The Splunk SDK for JavaScript allows you to build complex applications and visualizations.
This page is your launchpad to the browser-side examples included in the Splunk SDK for JavaScript.
We believe examples are key to increasing understanding and expertise of our SDKs. This page provides a gateway to all of the browser-side examples, which take you from the simple stuff (listing apps and creating searches) to more complicated use cases (integrating with third-party visualization tools), and finally to MiniSplunk, an example that clones some of Splunk's core features.
A few notes:
All of the examples (except MiniSplunk) provide you with code snippets and the ability to run that code. They run against your own installation of Splunk (log in at the top of the page). Don't just scan the code, go ahead and run the examples!
The JavaScript SDK communicates with splunkd, but it's not on the same host
as the web server that is serving your page. Due to the browser's Single Origin Policy, we can't communicate with it directly.
So, the examples provide all of the parameters to the example web server, which then proxies it to splunkd
(that's what those ProxyHttp
lines are all about).
We highly recommend you open up the developer console while running the examples to see which requests the SDK is making. It can be quite educational.
These examples are meant to show off single, simple aspects of the SDK. These examples have nearly no configuration, and are mirror images of the respective server-side examples. Here, you'll see how to list applications, list saved searches and their queries, and create various types of searches (including real-time searches) and display the results.
You can run each of these examples in your browser, and you'll see the output in a dedicated output
pane. Some examples have multiple versions—for example, some provide code with and without the
splunkjs.Async
library.
Splunk has always had very strong visualization capabilities, both for displaying an overview of your event timeline, as well as charting your queries in meaningful ways. We're excited to be able to give you access to the Splunk Timeline control and the Splunk Charting control, which are the same controls that are included with Splunk 4.3+ (no Flash!). We didn't exclude or limit them in any way, and we hope that you find them useful to better visualize your data.
These examples show how to use the Timeline and Charting controls with the SDK. They run a simple search on Splunk and visualize the data as it becomes available.
Note: While the controls work best with the SDK (because it provides data in the expected formats), the
SDK itself is not required. You can use the minimal module (splunk.ui.{min}.js
), which contains just the
asynchronous script loader to bring up the UI controls you want.
As we said, Splunk has extremely strong visualization tools. However, we simply can't think of (or implement) every type of visualization out there. But now, with the JavaScript SDK, visualizing your Splunk data in new and exciting ways has never been easier.

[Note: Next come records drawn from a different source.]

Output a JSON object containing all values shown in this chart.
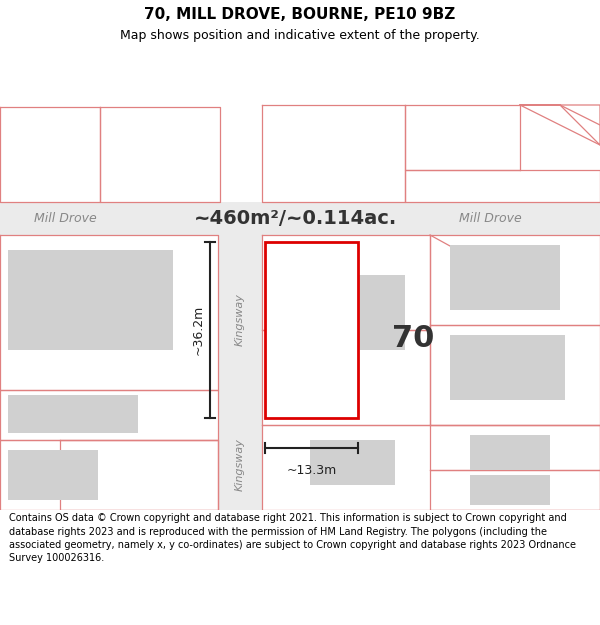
{
  "title": "70, MILL DROVE, BOURNE, PE10 9BZ",
  "subtitle": "Map shows position and indicative extent of the property.",
  "area_text": "~460m²/~0.114ac.",
  "dim_height": "~36.2m",
  "dim_width": "~13.3m",
  "plot_number": "70",
  "road1_left": "Mill Drove",
  "road1_right": "Mill Drove",
  "road2_upper": "Kingsway",
  "road2_lower": "Kingsway",
  "bg_color": "#ffffff",
  "map_bg": "#ffffff",
  "road_fill": "#ebebeb",
  "plot_line_color": "#dd0000",
  "building_color": "#d0d0d0",
  "boundary_color": "#e08080",
  "dim_line_color": "#222222",
  "footer_text": "Contains OS data © Crown copyright and database right 2021. This information is subject to Crown copyright and database rights 2023 and is reproduced with the permission of HM Land Registry. The polygons (including the associated geometry, namely x, y co-ordinates) are subject to Crown copyright and database rights 2023 Ordnance Survey 100026316.",
  "fig_width": 6.0,
  "fig_height": 6.25,
  "title_fontsize": 11,
  "subtitle_fontsize": 9,
  "area_fontsize": 14,
  "road_label_fontsize": 9,
  "plot_num_fontsize": 22,
  "dim_fontsize": 9,
  "footer_fontsize": 7
}
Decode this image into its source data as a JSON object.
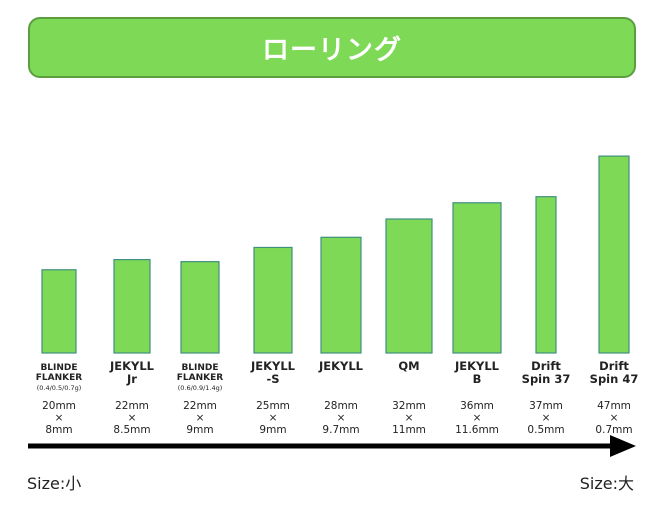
{
  "banner": {
    "title": "ローリング",
    "color": "#7ed957"
  },
  "axis": {
    "min_label": "Size:小",
    "max_label": "Size:大"
  },
  "bar_color": "#7ed957",
  "bar_stroke": "#3f8f7f",
  "chart_data": {
    "type": "bar",
    "ylim": [
      0,
      1
    ],
    "categories": [
      {
        "name": [
          "BLINDE",
          "FLANKER"
        ],
        "sub": "(0.4/0.5/0.7g)",
        "size": [
          "20mm",
          "×",
          "8mm"
        ]
      },
      {
        "name": [
          "JEKYLL",
          "Jr"
        ],
        "sub": "",
        "size": [
          "22mm",
          "×",
          "8.5mm"
        ]
      },
      {
        "name": [
          "BLINDE",
          "FLANKER"
        ],
        "sub": "(0.6/0.9/1.4g)",
        "size": [
          "22mm",
          "×",
          "9mm"
        ]
      },
      {
        "name": [
          "JEKYLL",
          "-S"
        ],
        "sub": "",
        "size": [
          "25mm",
          "×",
          "9mm"
        ]
      },
      {
        "name": [
          "JEKYLL"
        ],
        "sub": "",
        "size": [
          "28mm",
          "×",
          "9.7mm"
        ]
      },
      {
        "name": [
          "QM"
        ],
        "sub": "",
        "size": [
          "32mm",
          "×",
          "11mm"
        ]
      },
      {
        "name": [
          "JEKYLL",
          "B"
        ],
        "sub": "",
        "size": [
          "36mm",
          "×",
          "11.6mm"
        ]
      },
      {
        "name": [
          "Drift",
          "Spin 37"
        ],
        "sub": "",
        "size": [
          "37mm",
          "×",
          "0.5mm"
        ]
      },
      {
        "name": [
          "Drift",
          "Spin 47"
        ],
        "sub": "",
        "size": [
          "47mm",
          "×",
          "0.7mm"
        ]
      }
    ],
    "values": [
      0.41,
      0.46,
      0.45,
      0.52,
      0.57,
      0.66,
      0.74,
      0.77,
      0.97
    ]
  }
}
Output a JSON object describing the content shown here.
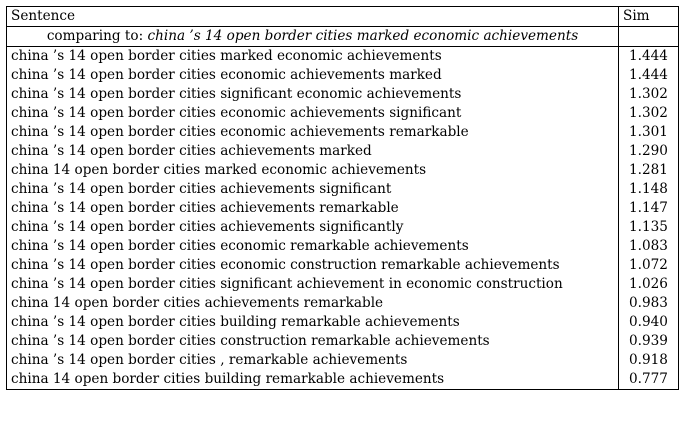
{
  "header": {
    "sentence_label": "Sentence",
    "sim_label": "Sim"
  },
  "comparing": {
    "prefix": "comparing to:",
    "query": "china ’s 14 open border cities marked economic achievements"
  },
  "rows": [
    {
      "sentence": "china ’s 14 open border cities marked economic achievements",
      "sim": "1.444"
    },
    {
      "sentence": "china ’s 14 open border cities economic achievements marked",
      "sim": "1.444"
    },
    {
      "sentence": "china ’s 14 open border cities significant economic achievements",
      "sim": "1.302"
    },
    {
      "sentence": "china ’s 14 open border cities economic achievements significant",
      "sim": "1.302"
    },
    {
      "sentence": "china ’s 14 open border cities economic achievements remarkable",
      "sim": "1.301"
    },
    {
      "sentence": "china ’s 14 open border cities achievements marked",
      "sim": "1.290"
    },
    {
      "sentence": "china 14 open border cities marked economic achievements",
      "sim": "1.281"
    },
    {
      "sentence": "china ’s 14 open border cities achievements significant",
      "sim": "1.148"
    },
    {
      "sentence": "china ’s 14 open border cities achievements remarkable",
      "sim": "1.147"
    },
    {
      "sentence": "china ’s 14 open border cities achievements significantly",
      "sim": "1.135"
    },
    {
      "sentence": "china ’s 14 open border cities economic remarkable achievements",
      "sim": "1.083"
    },
    {
      "sentence": "china ’s 14 open border cities economic construction remarkable achievements",
      "sim": "1.072"
    },
    {
      "sentence": "china ’s 14 open border cities significant achievement in economic construction",
      "sim": "1.026"
    },
    {
      "sentence": "china 14 open border cities achievements remarkable",
      "sim": "0.983"
    },
    {
      "sentence": "china ’s 14 open border cities building remarkable achievements",
      "sim": "0.940"
    },
    {
      "sentence": "china ’s 14 open border cities construction remarkable achievements",
      "sim": "0.939"
    },
    {
      "sentence": "china ’s 14 open border cities , remarkable achievements",
      "sim": "0.918"
    },
    {
      "sentence": "china 14 open border cities building remarkable achievements",
      "sim": "0.777"
    }
  ]
}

These examples show how to integrate Splunk search results with a couple of visualization libraries:
Google Charts—a simple, yet powerful charting library provided by Google.

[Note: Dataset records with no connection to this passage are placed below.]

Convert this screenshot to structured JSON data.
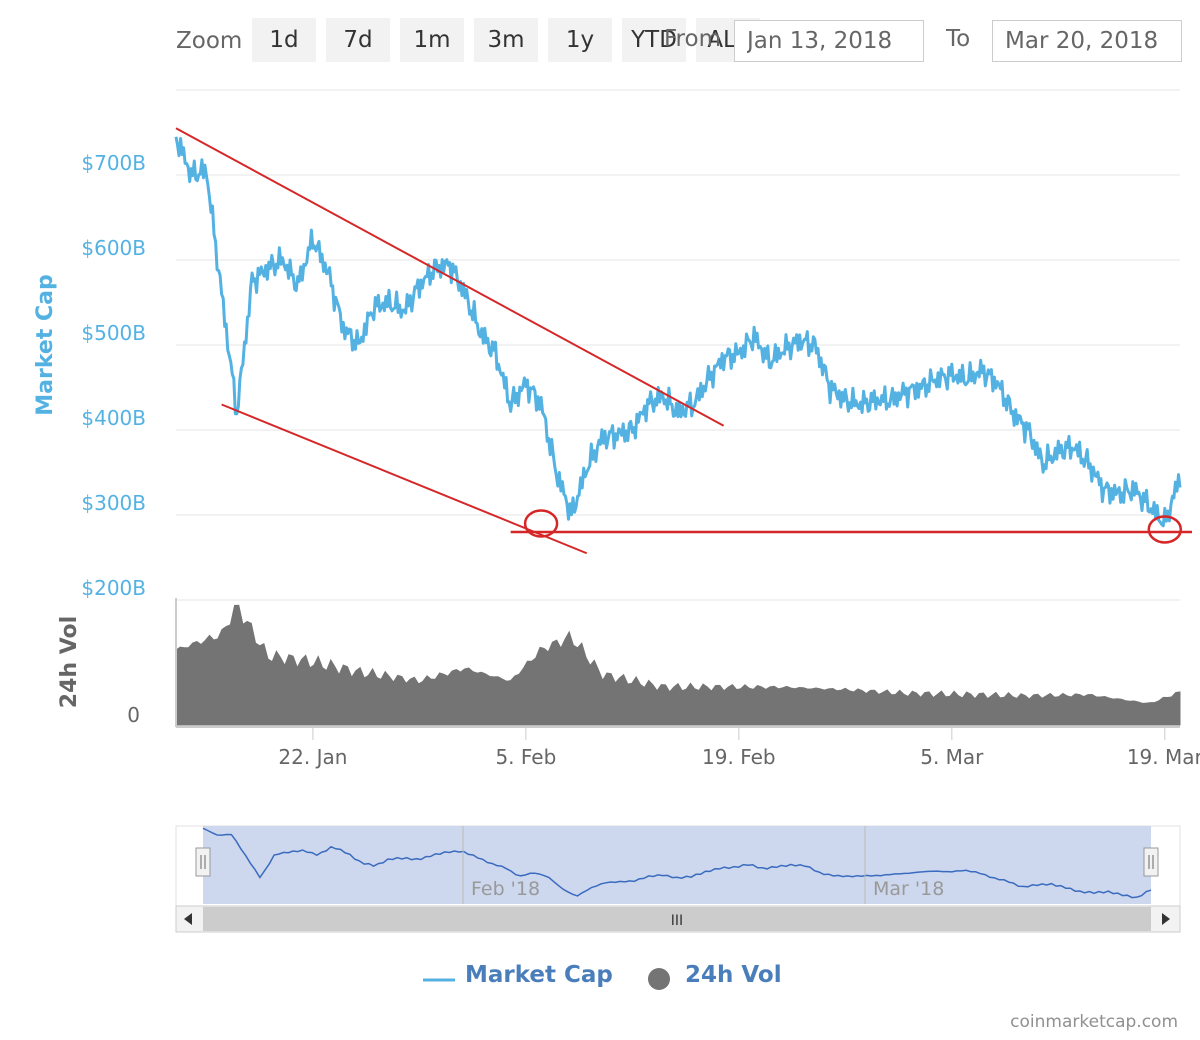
{
  "toolbar": {
    "zoom_label": "Zoom",
    "buttons": [
      "1d",
      "7d",
      "1m",
      "3m",
      "1y",
      "YTD",
      "ALL"
    ],
    "from_label": "From",
    "to_label": "To",
    "from_value": "Jan 13, 2018",
    "to_value": "Mar 20, 2018"
  },
  "credits": "coinmarketcap.com",
  "colors": {
    "market_cap": "#54b2e3",
    "volume": "#747474",
    "annotation": "#d62728",
    "navigator_fill": "#cdd8ee",
    "navigator_line": "#3a6bbf"
  },
  "chart_data": {
    "type": "line",
    "title": "",
    "xlabel": "",
    "ylabel": "Market Cap",
    "y2label": "24h Vol",
    "x_ticks": [
      "22. Jan",
      "5. Feb",
      "19. Feb",
      "5. Mar",
      "19. Mar"
    ],
    "y_ticks": [
      "$200B",
      "$300B",
      "$400B",
      "$500B",
      "$600B",
      "$700B"
    ],
    "vol_ticks": [
      "0"
    ],
    "ylim": [
      200,
      800
    ],
    "y_units": "billion USD",
    "legend": [
      "Market Cap",
      "24h Vol"
    ],
    "legend_position": "bottom",
    "navigator_labels": [
      "Feb '18",
      "Mar '18"
    ],
    "navigator_handle": "III",
    "series": [
      {
        "name": "Market Cap",
        "x": [
          "2018-01-13",
          "2018-01-14",
          "2018-01-15",
          "2018-01-16",
          "2018-01-17",
          "2018-01-18",
          "2018-01-19",
          "2018-01-20",
          "2018-01-21",
          "2018-01-22",
          "2018-01-23",
          "2018-01-24",
          "2018-01-25",
          "2018-01-26",
          "2018-01-27",
          "2018-01-28",
          "2018-01-29",
          "2018-01-30",
          "2018-01-31",
          "2018-02-01",
          "2018-02-02",
          "2018-02-03",
          "2018-02-04",
          "2018-02-05",
          "2018-02-06",
          "2018-02-07",
          "2018-02-08",
          "2018-02-09",
          "2018-02-10",
          "2018-02-11",
          "2018-02-12",
          "2018-02-13",
          "2018-02-14",
          "2018-02-15",
          "2018-02-16",
          "2018-02-17",
          "2018-02-18",
          "2018-02-19",
          "2018-02-20",
          "2018-02-21",
          "2018-02-22",
          "2018-02-23",
          "2018-02-24",
          "2018-02-25",
          "2018-02-26",
          "2018-02-27",
          "2018-02-28",
          "2018-03-01",
          "2018-03-02",
          "2018-03-03",
          "2018-03-04",
          "2018-03-05",
          "2018-03-06",
          "2018-03-07",
          "2018-03-08",
          "2018-03-09",
          "2018-03-10",
          "2018-03-11",
          "2018-03-12",
          "2018-03-13",
          "2018-03-14",
          "2018-03-15",
          "2018-03-16",
          "2018-03-17",
          "2018-03-18",
          "2018-03-19",
          "2018-03-20"
        ],
        "values": [
          745,
          700,
          705,
          560,
          420,
          575,
          590,
          600,
          570,
          625,
          585,
          520,
          500,
          545,
          550,
          540,
          570,
          590,
          595,
          560,
          515,
          490,
          430,
          455,
          430,
          350,
          300,
          355,
          390,
          395,
          400,
          430,
          440,
          420,
          430,
          460,
          485,
          490,
          510,
          480,
          495,
          505,
          500,
          450,
          435,
          430,
          435,
          435,
          445,
          450,
          460,
          465,
          460,
          470,
          455,
          420,
          400,
          360,
          375,
          380,
          360,
          330,
          325,
          330,
          310,
          290,
          345
        ]
      },
      {
        "name": "24h Vol",
        "x": [
          "2018-01-13",
          "2018-01-16",
          "2018-01-17",
          "2018-01-19",
          "2018-01-22",
          "2018-01-25",
          "2018-01-29",
          "2018-02-01",
          "2018-02-04",
          "2018-02-06",
          "2018-02-08",
          "2018-02-10",
          "2018-02-14",
          "2018-02-18",
          "2018-02-22",
          "2018-02-26",
          "2018-03-02",
          "2018-03-06",
          "2018-03-10",
          "2018-03-14",
          "2018-03-18",
          "2018-03-20"
        ],
        "values": [
          0.6,
          0.72,
          0.95,
          0.55,
          0.5,
          0.42,
          0.35,
          0.45,
          0.35,
          0.6,
          0.7,
          0.4,
          0.3,
          0.3,
          0.3,
          0.28,
          0.25,
          0.24,
          0.23,
          0.24,
          0.17,
          0.26
        ]
      }
    ],
    "annotations": [
      {
        "type": "trendline",
        "points": [
          [
            "2018-01-13",
            755
          ],
          [
            "2018-02-18",
            405
          ]
        ]
      },
      {
        "type": "trendline",
        "points": [
          [
            "2018-01-16",
            430
          ],
          [
            "2018-02-09",
            255
          ]
        ]
      },
      {
        "type": "support_line",
        "from": "2018-02-04",
        "y": 280
      },
      {
        "type": "circle",
        "x": "2018-02-06",
        "y": 290
      },
      {
        "type": "circle",
        "x": "2018-03-19",
        "y": 283
      }
    ]
  }
}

Rickshaw—a time-series visualization library, based on the extremely powerful d3 library.
Note: Due to browser limitations, the Rickshaw example doesn't work in Internet Explorer 9 or earlier.
As you can imagine, Splunk Web is the most complex Splunk application and biggest user of the REST API. Given that premise, we thought it was important to show that our JavaScript SDK can build a similar application—and so MiniSplunk was born.
MiniSplunk is the first example we wrote, and also the most complex. It shows how to build a full application using the JavaScript SDK. You can search, manage jobs, and even map your search results (if they include geodata). We will keep updating the example with additional advanced features as time goes on.